Can the Fed be believed or trusted? . . . the tension between data dependency and forward guidance in Fed policy
FOMC statements have always stressed that its decisions are data-dependent: the Fed can change course if the economy changes course. The path of the QE taper can be revisited if the incoming data doesn’t broadly support the FOMC’s forecast of ongoing improvements in the labor market and inflation moving back towards 2 per cent. That data dependency contributed to the FOMC’s surprise decision to defer the start of the taper back in September — they saw the 10-year Treasury rising to 3% (among other things).
An inherent contradiction in language
The problem comes when the Fed seeks to give strong forward guidance: if future policy is data-dependent, its forward guidance on rates is not credible. For its guidance to be credible and non-trivial, it would have to commit to being non-data-dependent when the data-consistent policy conflicts with the guidance. There’s an inherent contradiction. Even as it sought to strengthen guidance in the most recent statement, it left a data-dependent back door: “it likely will be appropriate to maintain the current target range for the federal funds rate well past the time that the unemployment rate declines below 6½ percent, especially if projected inflation continues to run below the Committee’s 2 percent longer-run goal.”

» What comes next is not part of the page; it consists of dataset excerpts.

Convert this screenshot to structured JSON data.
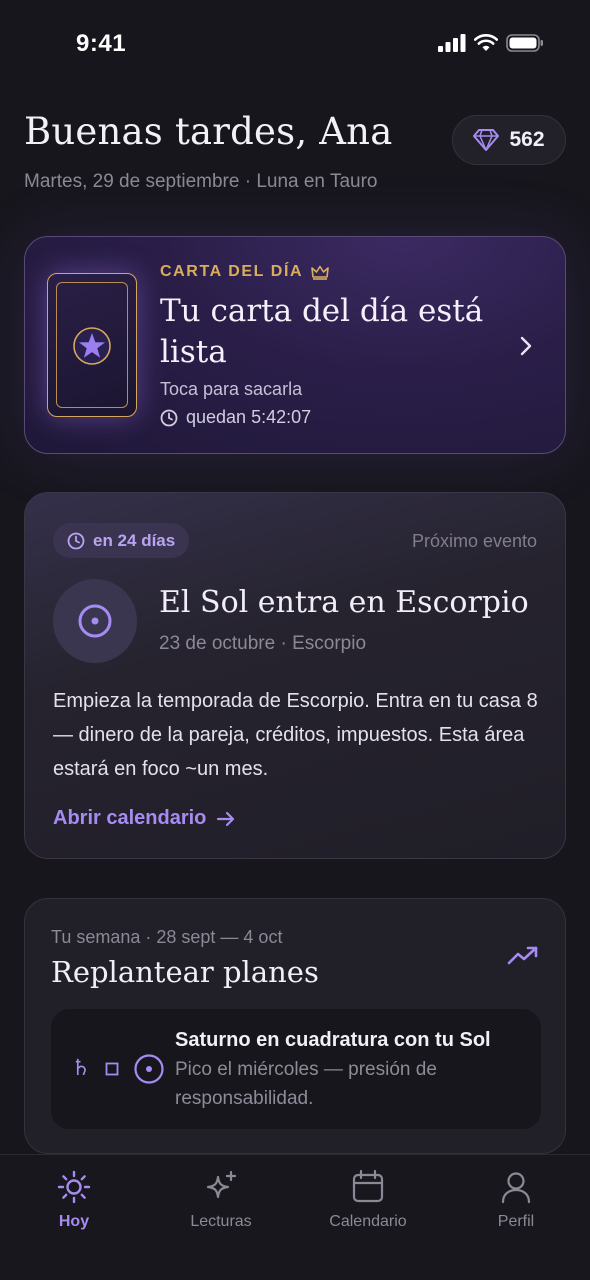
{
  "status_bar": {
    "time": "9:41"
  },
  "header": {
    "greeting": "Buenas tardes, Ana",
    "date_line": "Martes, 29 de septiembre · Luna en Tauro",
    "gems": "562"
  },
  "daily_card": {
    "kicker": "CARTA DEL DÍA",
    "title": "Tu carta del día está lista",
    "subtitle": "Toca para sacarla",
    "timer": "quedan 5:42:07"
  },
  "event_card": {
    "badge": "en 24 días",
    "kind": "Próximo evento",
    "title": "El Sol entra en Escorpio",
    "meta": "23 de octubre · Escorpio",
    "description": "Empieza la temporada de Escorpio. Entra en tu casa 8 — dinero de la pareja, créditos, impuestos. Esta área estará en foco ~un mes.",
    "link": "Abrir calendario"
  },
  "week_card": {
    "range": "Tu semana · 28 sept — 4 oct",
    "title": "Replantear planes",
    "transit": {
      "symbols": [
        "♄",
        "□",
        "☉"
      ],
      "title": "Saturno en cuadratura con tu Sol",
      "description": "Pico el miércoles — presión de responsabilidad."
    }
  },
  "nav": {
    "items": [
      {
        "label": "Hoy",
        "icon": "sun-icon",
        "active": true
      },
      {
        "label": "Lecturas",
        "icon": "sparkle-icon",
        "active": false
      },
      {
        "label": "Calendario",
        "icon": "calendar-icon",
        "active": false
      },
      {
        "label": "Perfil",
        "icon": "user-icon",
        "active": false
      }
    ]
  },
  "colors": {
    "accent": "#a68cf2",
    "gold": "#d9ad5e",
    "background": "#17161d"
  }
}
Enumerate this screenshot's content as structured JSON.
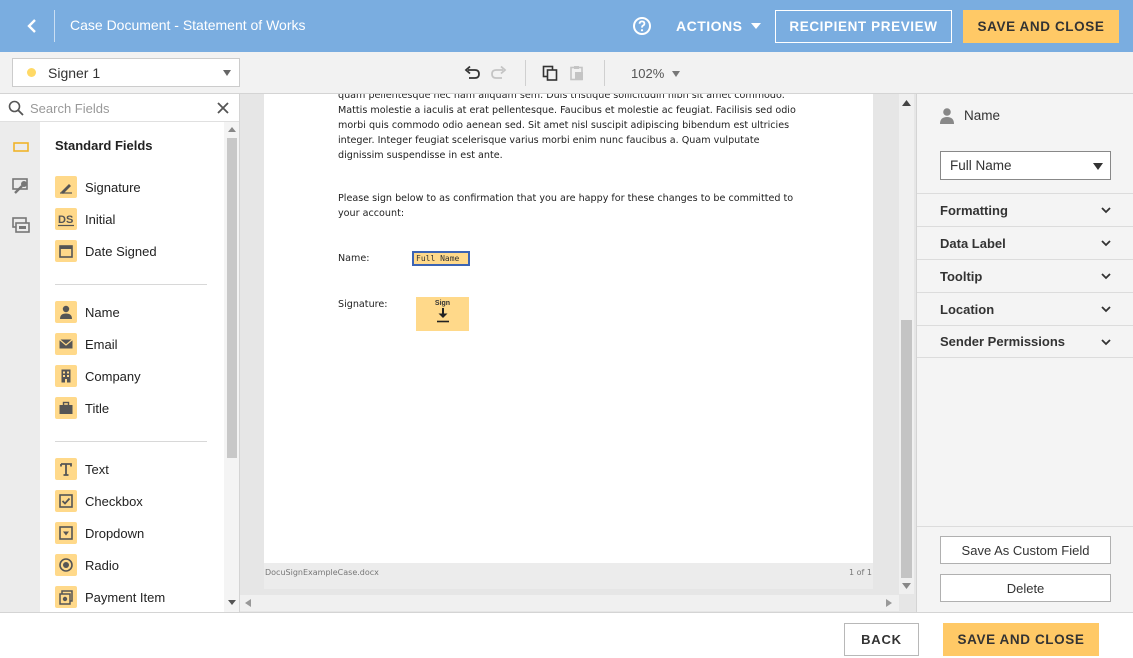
{
  "header": {
    "title": "Case Document - Statement of Works",
    "actions_label": "ACTIONS",
    "recipient_preview_label": "RECIPIENT PREVIEW",
    "save_close_label": "SAVE AND CLOSE",
    "bar_color": "#7aade0",
    "accent_color": "#ffc966"
  },
  "toolbar": {
    "signer": "Signer 1",
    "signer_color": "#ffd966",
    "zoom": "102%"
  },
  "left_panel": {
    "search_placeholder": "Search Fields",
    "section_title": "Standard Fields",
    "groups": [
      [
        {
          "label": "Signature",
          "icon": "pen-icon"
        },
        {
          "label": "Initial",
          "icon": "initial-ds-icon"
        },
        {
          "label": "Date Signed",
          "icon": "calendar-icon"
        }
      ],
      [
        {
          "label": "Name",
          "icon": "person-icon"
        },
        {
          "label": "Email",
          "icon": "envelope-icon"
        },
        {
          "label": "Company",
          "icon": "building-icon"
        },
        {
          "label": "Title",
          "icon": "briefcase-icon"
        }
      ],
      [
        {
          "label": "Text",
          "icon": "text-t-icon"
        },
        {
          "label": "Checkbox",
          "icon": "checkbox-icon"
        },
        {
          "label": "Dropdown",
          "icon": "dropdown-icon"
        },
        {
          "label": "Radio",
          "icon": "radio-icon"
        },
        {
          "label": "Payment Item",
          "icon": "payment-icon"
        }
      ]
    ]
  },
  "document": {
    "paragraph1": "quam pellentesque nec nam aliquam sem. Duis tristique sollicitudin nibh sit amet commodo. Mattis molestie a iaculis at erat pellentesque. Faucibus et molestie ac feugiat. Facilisis sed odio morbi quis commodo odio aenean sed. Sit amet nisl suscipit adipiscing bibendum est ultricies integer. Integer feugiat scelerisque varius morbi enim nunc faucibus a. Quam vulputate dignissim suspendisse in est ante.",
    "paragraph2": "Please sign below to as confirmation that you are happy for these changes to be committed to your account:",
    "name_label": "Name:",
    "name_field_text": "Full Name",
    "signature_label": "Signature:",
    "sign_field_text": "Sign",
    "file_name": "DocuSignExampleCase.docx",
    "page_indicator": "1 of 1"
  },
  "right_panel": {
    "field_type": "Name",
    "select_value": "Full Name",
    "sections": [
      "Formatting",
      "Data Label",
      "Tooltip",
      "Location",
      "Sender Permissions"
    ],
    "save_custom_label": "Save As Custom Field",
    "delete_label": "Delete"
  },
  "footer": {
    "back_label": "BACK",
    "save_close_label": "SAVE AND CLOSE"
  }
}
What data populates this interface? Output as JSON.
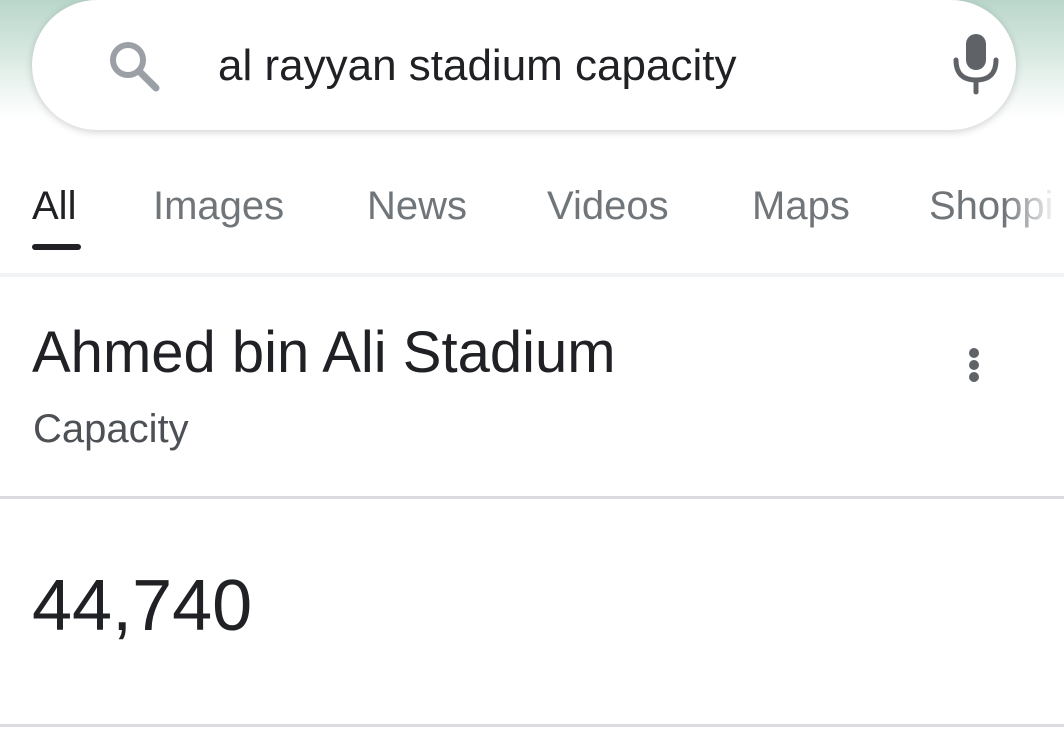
{
  "search": {
    "query": "al rayyan stadium capacity"
  },
  "tabs": [
    {
      "label": "All",
      "active": true
    },
    {
      "label": "Images",
      "active": false
    },
    {
      "label": "News",
      "active": false
    },
    {
      "label": "Videos",
      "active": false
    },
    {
      "label": "Maps",
      "active": false
    },
    {
      "label": "Shoppi",
      "active": false
    }
  ],
  "result": {
    "title": "Ahmed bin Ali Stadium",
    "subtitle": "Capacity",
    "value": "44,740"
  },
  "icons": {
    "search": "search-icon",
    "mic": "mic-icon",
    "more": "more-vert-icon"
  },
  "colors": {
    "header_gradient_top": "#b9d6ca",
    "text_primary": "#202124",
    "text_secondary": "#70757a",
    "icon_gray": "#5f6368"
  }
}
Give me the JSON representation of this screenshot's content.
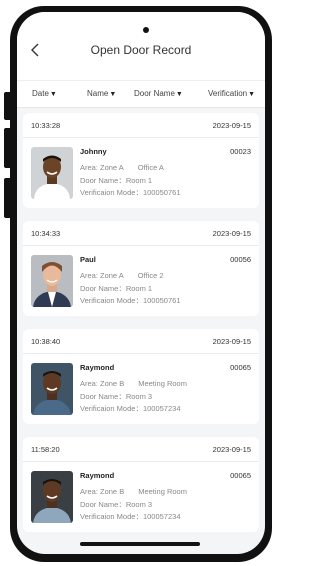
{
  "header": {
    "title": "Open Door Record"
  },
  "filters": [
    "Date",
    "Name",
    "Door Name",
    "Verification"
  ],
  "records": [
    {
      "time": "10:33:28",
      "date": "2023-09-15",
      "name": "Johnny",
      "code": "00023",
      "area": "Area: Zone A",
      "office": "Office A",
      "door": "Door Name：Room 1",
      "mode": "Verificaion Mode：100050761"
    },
    {
      "time": "10:34:33",
      "date": "2023-09-15",
      "name": "Paul",
      "code": "00056",
      "area": "Area: Zone A",
      "office": "Office 2",
      "door": "Door Name：Room 1",
      "mode": "Verificaion Mode：100050761"
    },
    {
      "time": "10:38:40",
      "date": "2023-09-15",
      "name": "Raymond",
      "code": "00065",
      "area": "Area: Zone B",
      "office": "Meeting Room",
      "door": "Door Name：Room 3",
      "mode": "Verificaion Mode：100057234"
    },
    {
      "time": "11:58:20",
      "date": "2023-09-15",
      "name": "Raymond",
      "code": "00065",
      "area": "Area: Zone B",
      "office": "Meeting Room",
      "door": "Door Name：Room 3",
      "mode": "Verificaion Mode：100057234"
    }
  ],
  "icons": {
    "back": "chevron-left-icon",
    "sort": "triangle-down-icon"
  }
}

If inflation remains low — as expected — the Fed Funds rate is highly likely to remain at current levels through the end of 2014. 15 out of 17 FOMC participants project no change this year. Essentially everyone expects at least one hike in 2015; the median forecast for end-2015 is 0.75%; at end-2016 it’s 1.75%.
On balance, it’s probably better to understand what data the FOMC is looking at and how it will react to that data than it is to take their forward guidance at face value. If inflation remains low, Fed funds will remain low. As we look at the economy, that’s our expectation . . . but, like the Fed, we will be “monitoring inflation developments carefully” for signs of rising inflation. If inflation surprises on the upside, we’d bet that data dependency will trump forward guidance.
Personnel changes and Fed policy
It’s widely known that Bernanke’s term ends in January; it’s widely expected that Janet Yellen will be confirmed as the next chair shortly. One of the questions had been: will Bernanke start the taper on his watch, or will he leave it for Yellen. I’d thought he’d do it — commits the Fed, takes the heat off her — but there were others who believed the opposite. Now we know.
It’s no secret that Yellen is a Keynesian, a dove, and one of the architects of QE, so the baseline forecast is that the Fed will remain accommodative. The new development of the past week is that Stanley Fischer (former head of the Bank of Israel) is apparently President Obama’s choice to replace Janet Yellen as Fed vice-chair. Fischer is a living legend — both Draghi and Bernanke were his students in their youth. His reputation is more hawkish than Yellen’s . . . and the normal rotation of voting authority within the FOMC next year is likely to lead to a generally more hawkish bias. It will be interesting.
The bottom line
I view the Fed move as entirely consistent with an economy that is growing, that no longer needs extraordinary support, that is no longer facing the headwind of fiscal austerity (deficit reduction), and that is no longer threatened by a dysfunctional and paralyzed Congress. The healing process is well underway and we’re starting to move back to normal.